Un esegeta radiofonico traccia un profilo del defunto: «Più di qualsiasi governante del nostro amato Paese, è l’espressione genuina dell’ambiente nel quale sorge e si sviluppa la sua vigorosa personalità. Nasce tra l’allegro coccodè delle galline, nelle viscere native per eccellenza: la terra. Non si può essere in contrasto con il suolo sul quale si vive, con l’aria che si respira. Dedicata alle attività agricole, l’infanzia si plasma con l’esempio del lavoro costante e fruttifero. Impara a distinguere frutti, verdure e fiori. In campagna non c’è un minuto di luce che possa impunemente essere sprecato. Tutto è attività, laboriosa e alacre. Non si può sperperare il tempo, poiché, mentre trascorre, si sviluppano e crescono piante e animali; ma pure i nemici delle une e degli altri. Cresce il bosco, se si abbandona l’ascia. Quando cala la notte, il corpo domanda riposo e la pace dei campi si rivela la migliore delle coperte. Degno figlio di San Marcos, reso vitale dalle forze essenziali della terra natia. Sorge dal suo grembo per amarla e migliorarla con il lavoro e lo sforzo infaticabile. Poiché tutta la crudeltà che si può abbattere sulla gente di campagna, è contenuta nella parola mutamento.

«La sua personalità non si sviluppa nell’ambiente dei divertimenti urbani, i quali rubano le ore al sonno per chiederlo ai barbiturici. E terminano al bivio inquietante della psicosi. Non conosce i facili ozî dei club cittadini. Sostituire l’anziano padre nella direzione del lavoro agricolo, amministrare la tenuta, trattare con la gente di campagna, sviluppare le forze in un esercizio costante che va dalla semplice marcia alla doma del puledro selvaggio, formano la sua personalità, senza le raffinatezze delle candide accademie, però con vigore e con un chiaro senso della realtà. A contatto con la natura, apprende che non è cattiva né buona. È neutrale, come dice il soldato britannico disperso nella giungla della Birmania. Possiede la nobile abnegazione della gente rustica, conosce le pene e i dolori che rattristano l’animo del suo popolo tanto amato.

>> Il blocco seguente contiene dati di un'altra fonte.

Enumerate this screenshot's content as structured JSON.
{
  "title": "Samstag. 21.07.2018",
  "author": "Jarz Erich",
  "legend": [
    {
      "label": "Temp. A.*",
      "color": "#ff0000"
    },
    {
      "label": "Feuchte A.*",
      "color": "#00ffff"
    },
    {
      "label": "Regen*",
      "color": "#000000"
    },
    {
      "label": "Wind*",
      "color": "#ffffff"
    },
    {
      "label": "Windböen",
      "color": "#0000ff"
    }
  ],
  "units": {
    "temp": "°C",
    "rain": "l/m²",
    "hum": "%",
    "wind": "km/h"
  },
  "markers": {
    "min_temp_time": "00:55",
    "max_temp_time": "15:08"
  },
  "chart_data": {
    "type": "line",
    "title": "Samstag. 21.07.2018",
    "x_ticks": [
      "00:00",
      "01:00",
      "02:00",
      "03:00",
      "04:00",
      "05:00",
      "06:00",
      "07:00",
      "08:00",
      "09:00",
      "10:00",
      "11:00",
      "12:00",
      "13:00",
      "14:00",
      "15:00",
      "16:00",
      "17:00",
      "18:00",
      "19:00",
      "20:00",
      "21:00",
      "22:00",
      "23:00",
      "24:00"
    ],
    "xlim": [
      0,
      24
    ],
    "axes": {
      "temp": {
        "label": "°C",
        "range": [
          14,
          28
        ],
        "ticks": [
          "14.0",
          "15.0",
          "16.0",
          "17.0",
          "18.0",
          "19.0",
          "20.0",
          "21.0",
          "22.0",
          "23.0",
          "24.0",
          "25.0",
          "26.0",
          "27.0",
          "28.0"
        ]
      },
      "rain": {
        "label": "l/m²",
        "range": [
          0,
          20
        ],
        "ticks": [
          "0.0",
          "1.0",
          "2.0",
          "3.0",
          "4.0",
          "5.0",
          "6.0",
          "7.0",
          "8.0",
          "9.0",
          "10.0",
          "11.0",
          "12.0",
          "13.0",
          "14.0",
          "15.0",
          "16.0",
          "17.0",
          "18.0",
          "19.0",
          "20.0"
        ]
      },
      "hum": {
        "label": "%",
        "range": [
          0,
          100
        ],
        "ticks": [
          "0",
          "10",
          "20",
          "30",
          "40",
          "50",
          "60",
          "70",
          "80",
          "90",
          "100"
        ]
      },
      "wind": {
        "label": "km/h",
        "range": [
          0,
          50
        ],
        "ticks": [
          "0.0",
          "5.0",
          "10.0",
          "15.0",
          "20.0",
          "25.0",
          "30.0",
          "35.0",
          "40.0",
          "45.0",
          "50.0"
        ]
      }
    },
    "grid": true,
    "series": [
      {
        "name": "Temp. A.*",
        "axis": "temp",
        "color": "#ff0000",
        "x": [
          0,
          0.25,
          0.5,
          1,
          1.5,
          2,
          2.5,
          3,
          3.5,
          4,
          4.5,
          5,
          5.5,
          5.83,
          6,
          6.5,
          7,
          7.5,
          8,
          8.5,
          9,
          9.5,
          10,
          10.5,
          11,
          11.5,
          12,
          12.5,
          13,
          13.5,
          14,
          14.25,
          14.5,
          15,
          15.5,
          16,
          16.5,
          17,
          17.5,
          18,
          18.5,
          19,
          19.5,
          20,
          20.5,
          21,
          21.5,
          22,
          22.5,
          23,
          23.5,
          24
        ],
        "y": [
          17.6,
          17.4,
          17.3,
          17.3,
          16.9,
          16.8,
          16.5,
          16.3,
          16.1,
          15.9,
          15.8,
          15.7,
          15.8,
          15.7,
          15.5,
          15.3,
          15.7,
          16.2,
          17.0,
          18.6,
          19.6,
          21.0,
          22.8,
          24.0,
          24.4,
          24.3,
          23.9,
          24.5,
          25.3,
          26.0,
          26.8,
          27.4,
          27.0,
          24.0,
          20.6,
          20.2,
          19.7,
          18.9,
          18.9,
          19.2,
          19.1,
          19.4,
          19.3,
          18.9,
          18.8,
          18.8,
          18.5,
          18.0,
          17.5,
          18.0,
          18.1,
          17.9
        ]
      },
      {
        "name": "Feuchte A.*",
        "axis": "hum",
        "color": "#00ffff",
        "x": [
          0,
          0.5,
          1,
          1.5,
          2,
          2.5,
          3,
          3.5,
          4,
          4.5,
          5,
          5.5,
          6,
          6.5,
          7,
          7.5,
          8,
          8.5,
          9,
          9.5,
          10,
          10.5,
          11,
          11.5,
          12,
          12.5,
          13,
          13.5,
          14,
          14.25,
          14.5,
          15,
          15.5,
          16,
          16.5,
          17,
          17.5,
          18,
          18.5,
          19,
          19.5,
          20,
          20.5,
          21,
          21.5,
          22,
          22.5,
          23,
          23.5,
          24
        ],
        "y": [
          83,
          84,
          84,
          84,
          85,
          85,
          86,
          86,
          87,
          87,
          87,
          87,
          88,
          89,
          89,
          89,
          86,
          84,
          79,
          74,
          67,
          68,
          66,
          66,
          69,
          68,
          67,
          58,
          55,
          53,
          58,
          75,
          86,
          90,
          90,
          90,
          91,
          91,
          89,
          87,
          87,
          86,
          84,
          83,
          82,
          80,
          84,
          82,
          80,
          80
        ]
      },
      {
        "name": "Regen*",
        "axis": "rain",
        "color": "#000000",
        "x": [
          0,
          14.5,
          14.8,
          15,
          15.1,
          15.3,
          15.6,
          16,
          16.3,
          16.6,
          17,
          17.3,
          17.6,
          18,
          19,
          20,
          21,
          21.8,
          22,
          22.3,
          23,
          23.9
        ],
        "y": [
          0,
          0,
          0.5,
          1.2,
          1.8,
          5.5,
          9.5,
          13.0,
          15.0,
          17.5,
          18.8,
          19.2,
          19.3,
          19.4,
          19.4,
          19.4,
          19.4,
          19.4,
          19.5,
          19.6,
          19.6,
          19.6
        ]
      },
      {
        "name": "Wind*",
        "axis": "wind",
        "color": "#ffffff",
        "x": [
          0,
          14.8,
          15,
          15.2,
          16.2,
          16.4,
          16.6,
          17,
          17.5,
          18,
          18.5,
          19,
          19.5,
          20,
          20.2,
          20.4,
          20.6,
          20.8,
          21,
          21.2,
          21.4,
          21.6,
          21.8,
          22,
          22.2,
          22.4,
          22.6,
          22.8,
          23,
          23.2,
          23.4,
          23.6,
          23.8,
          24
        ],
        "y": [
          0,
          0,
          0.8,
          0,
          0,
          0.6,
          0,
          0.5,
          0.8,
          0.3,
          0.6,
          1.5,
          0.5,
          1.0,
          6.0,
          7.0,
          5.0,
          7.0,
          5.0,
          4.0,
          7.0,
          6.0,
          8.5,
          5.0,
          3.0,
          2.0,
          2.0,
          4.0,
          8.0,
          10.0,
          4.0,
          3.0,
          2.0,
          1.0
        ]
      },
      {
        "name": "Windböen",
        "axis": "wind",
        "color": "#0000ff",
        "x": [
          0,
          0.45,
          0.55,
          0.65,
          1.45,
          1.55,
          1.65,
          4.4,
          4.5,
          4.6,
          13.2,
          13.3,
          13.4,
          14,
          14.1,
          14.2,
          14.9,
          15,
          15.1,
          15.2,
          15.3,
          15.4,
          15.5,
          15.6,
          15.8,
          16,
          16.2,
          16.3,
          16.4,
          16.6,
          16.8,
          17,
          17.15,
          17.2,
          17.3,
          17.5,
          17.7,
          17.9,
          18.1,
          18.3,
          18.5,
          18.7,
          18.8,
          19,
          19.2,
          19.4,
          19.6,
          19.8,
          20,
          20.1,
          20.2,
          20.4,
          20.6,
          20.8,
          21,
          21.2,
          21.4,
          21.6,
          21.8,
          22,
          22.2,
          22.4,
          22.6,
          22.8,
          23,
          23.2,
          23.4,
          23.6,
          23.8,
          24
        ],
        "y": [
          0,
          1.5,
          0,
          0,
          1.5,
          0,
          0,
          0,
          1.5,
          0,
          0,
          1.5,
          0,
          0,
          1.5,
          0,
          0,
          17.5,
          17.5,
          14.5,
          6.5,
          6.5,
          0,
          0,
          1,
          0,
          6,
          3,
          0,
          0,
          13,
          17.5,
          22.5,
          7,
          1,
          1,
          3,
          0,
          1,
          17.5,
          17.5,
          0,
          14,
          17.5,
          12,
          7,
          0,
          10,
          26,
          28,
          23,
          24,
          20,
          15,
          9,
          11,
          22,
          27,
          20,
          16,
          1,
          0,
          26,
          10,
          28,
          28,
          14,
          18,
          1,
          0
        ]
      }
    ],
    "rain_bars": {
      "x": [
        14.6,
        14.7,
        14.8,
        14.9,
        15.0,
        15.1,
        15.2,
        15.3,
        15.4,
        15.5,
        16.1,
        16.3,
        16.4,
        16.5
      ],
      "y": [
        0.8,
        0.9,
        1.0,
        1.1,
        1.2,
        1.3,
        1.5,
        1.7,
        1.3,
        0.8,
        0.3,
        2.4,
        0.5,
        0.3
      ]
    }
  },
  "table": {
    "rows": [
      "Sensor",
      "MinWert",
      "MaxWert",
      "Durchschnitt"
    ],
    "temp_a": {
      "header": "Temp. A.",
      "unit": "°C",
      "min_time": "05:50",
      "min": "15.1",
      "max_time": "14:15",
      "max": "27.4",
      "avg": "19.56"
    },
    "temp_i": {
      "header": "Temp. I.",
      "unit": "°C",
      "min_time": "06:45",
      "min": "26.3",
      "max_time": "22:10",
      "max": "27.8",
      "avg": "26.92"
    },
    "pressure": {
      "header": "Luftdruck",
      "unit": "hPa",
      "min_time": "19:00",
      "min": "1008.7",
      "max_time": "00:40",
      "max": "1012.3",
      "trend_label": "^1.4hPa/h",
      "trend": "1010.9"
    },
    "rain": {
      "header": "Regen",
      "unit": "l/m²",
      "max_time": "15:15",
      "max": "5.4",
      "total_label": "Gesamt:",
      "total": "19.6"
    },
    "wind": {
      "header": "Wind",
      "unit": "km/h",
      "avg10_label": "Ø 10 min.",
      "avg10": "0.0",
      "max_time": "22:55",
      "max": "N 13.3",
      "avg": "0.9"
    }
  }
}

«Modesto e generoso, il potere non corrompe, lui ne è l’esempio. Quando un adulatore lo paragona a Bolívar, commenta: “Come complimento, è troppo”. Il suo linguaggio è semplice e gioviale. “El camino malo hay que andarlo ligero”. Il percorso accidentato bisogna percorrerlo in fretta, consiglia a un diplomatico che si riempie la bocca di circonlocuzioni ed eufemismi per spiegare una situazione imbarazzante. Al contrario dei politici che declamano frasi sibilline o ambigue, lui esprime ciò che pensa e desidera. A coloro che approfittano delle posizioni politiche che concede e, ciò nonostante, lo attaccano senza ritegno, dice senza peli sulla lingua: “Voi benedite il latte e maledite la mucca”. Le radici contadine lo rendono semplice. Negli Stati Uniti, circondato dalle alte cariche di quella nazione amica, si muove con la scioltezza di un capo di Stato europeo. Ameno e gentile nei salotti, uomo d’affari penetrante e scaltro, agricoltore sperimentato, capo di agguerrite forze armate, sportivo, pilota e cavaliere intrepido, politico seduttore, oratore dalla parola facile e coinvolgente.

«Figlio di un popolo dove la nobiltà sorge spontanea, con la freschezza del fiore che sboccia nella foresta, non conosce odî di partito né crudele esercizio della vendetta. Reprime con rigore le trasgressioni, ma non eccede ed è sempre pronto a tendere la mano al nemico che ne cerca l’amicizia. Agli attacchi degli avversari, potrebbe rispondere con la frase di un noto politico francese: “Sono un animale molto cattivo: se mi attaccano, mi difendo”. Invece, è tollerante. Dobbiamo essergli grati per avere portato nel nostro deserto un raggio di civiltà. È uno degli esempi umani più straordinari prodotti dalla terra nicaraguense».

Mentre l’anima del defunto sale direttamente in Paradiso “senza passare dal via”, la mattina del 2 ottobre le sue spoglie mortali sono inumate nel Cimitero Generale «San Pedro».

Funerales de Somoza Garcia

Pochi mesi dopo, il 16 febbraio 1957 lo Stadio Nazionale è ufficialmente intitolato ad Anastasio Somoza García.